Красавица сидит на кованном сундуке, застеленном семью лоскутными одеялами, и, мило смущаясь, правой рученькой мнет левую сисеньку. При этом ничто из одежды ее не сковывает. В этом обстоятельстве и заключена драматическая составляющая произведения. Все-таки, ребята, мастер есть мастер! Пробирает до костей. Особенно выразительными получились у Кустодиева бедра. Это такие бедра… Втроем можно браться – было бы желание.

Добавлю, что у кого как, а у меня воображение прямо-таки невольно дорисовывало еще и не вошедшего в кадр толстопузого распаренного купчину, от лица которого собственно и происходит созерцание сей дивной замоскворецкой нимфы.

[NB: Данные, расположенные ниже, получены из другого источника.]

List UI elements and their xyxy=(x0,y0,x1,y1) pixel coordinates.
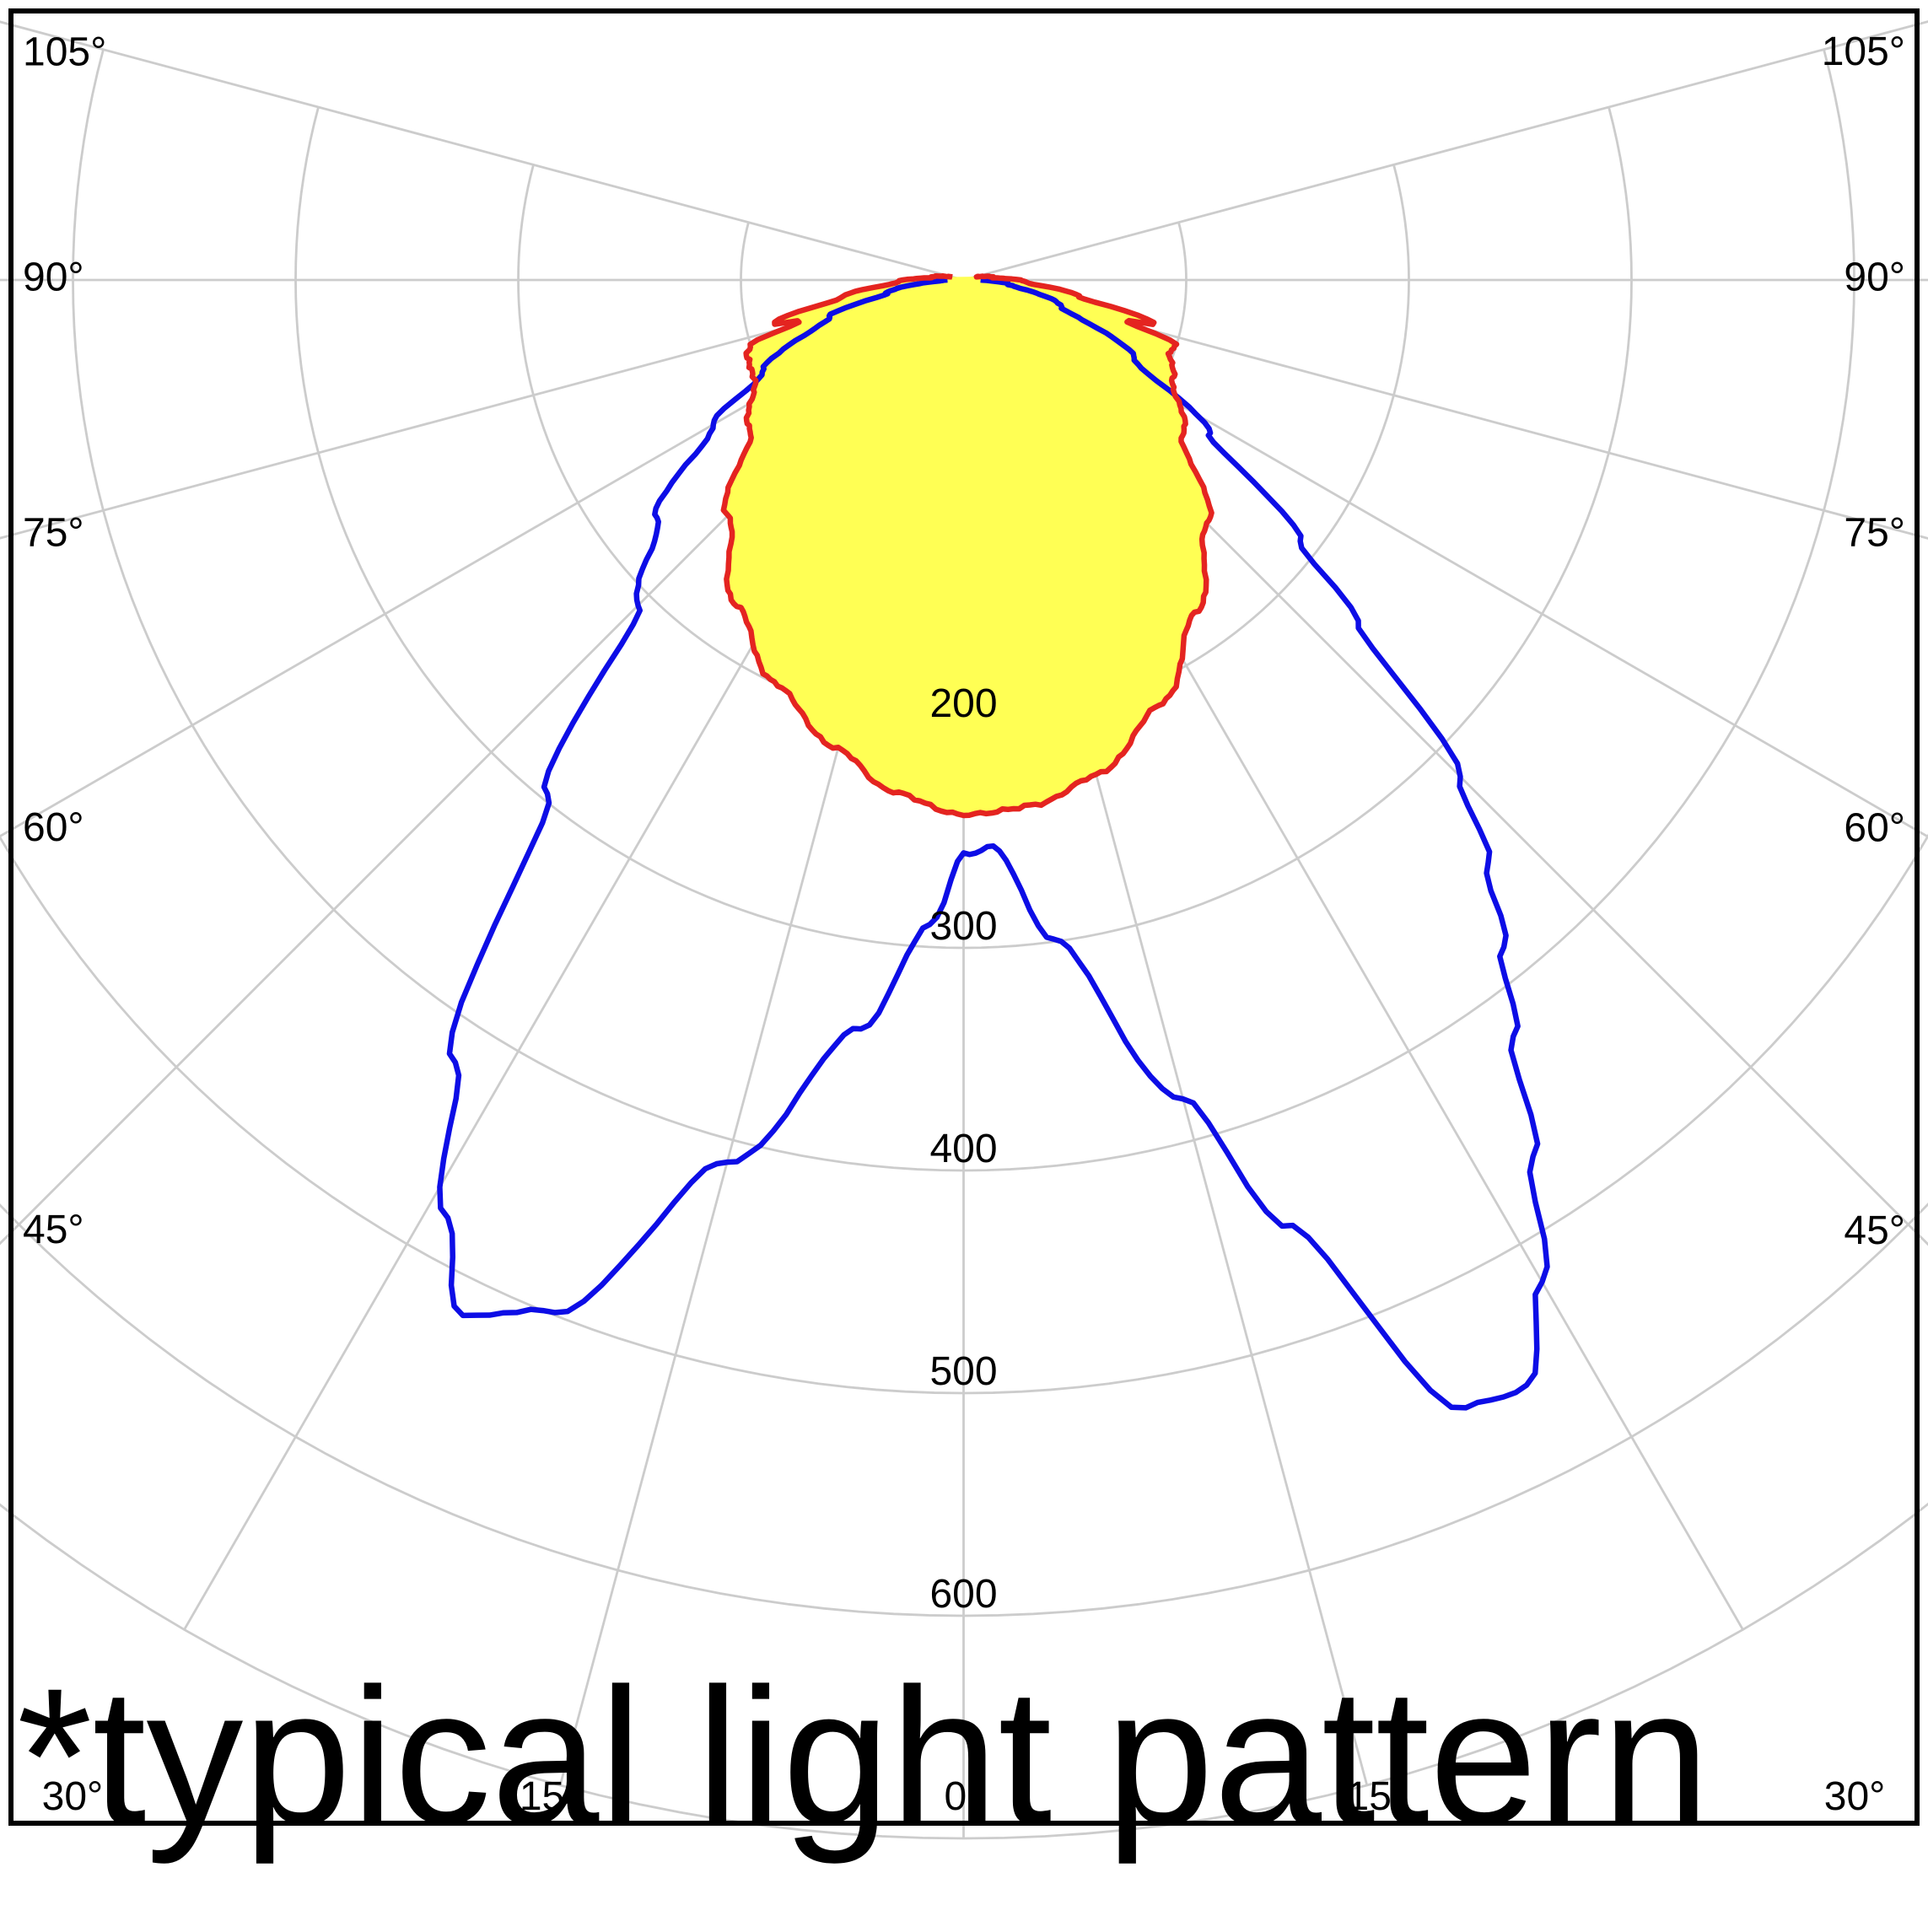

У купчины, разумеется, в полрожи борода-лопата, огрызок соленого огурца в одной руке и стопка горькой в другой. Одет негоциант запросто – в нательный крест и бязевые исподние подштанники с такими, знаете ли, трогательными завязочками. А под подштанниками эдак, простите за прямоту, оттопыривается.

Помню, как-то подвел я одну свою знакомую девушку к этой картине и сказал: «Вот не будешь меня слушаться – такая же вырастешь!». Тьфу, блин, опять! Но нет худа без добра – не зря мне вспомнились бабы и мебель.

Итак, подманив хитростью Горобца, говорю ему самым небрежным тоном:

– Слышь, Вован, тебе кожаный диван не нужен?

Горобец немного растерялся.

– Чего? – спросил он опасливо.

– Да ничего… Диван, говорю, не требуется?

– Какой диван, Фил? – Горобец по-прежнему ничего не понимал. Что и не удивительно. Я еще и сам не знал всех подробностей. Экспромт, друзья мои. Вдохновение подскажет нужные слова.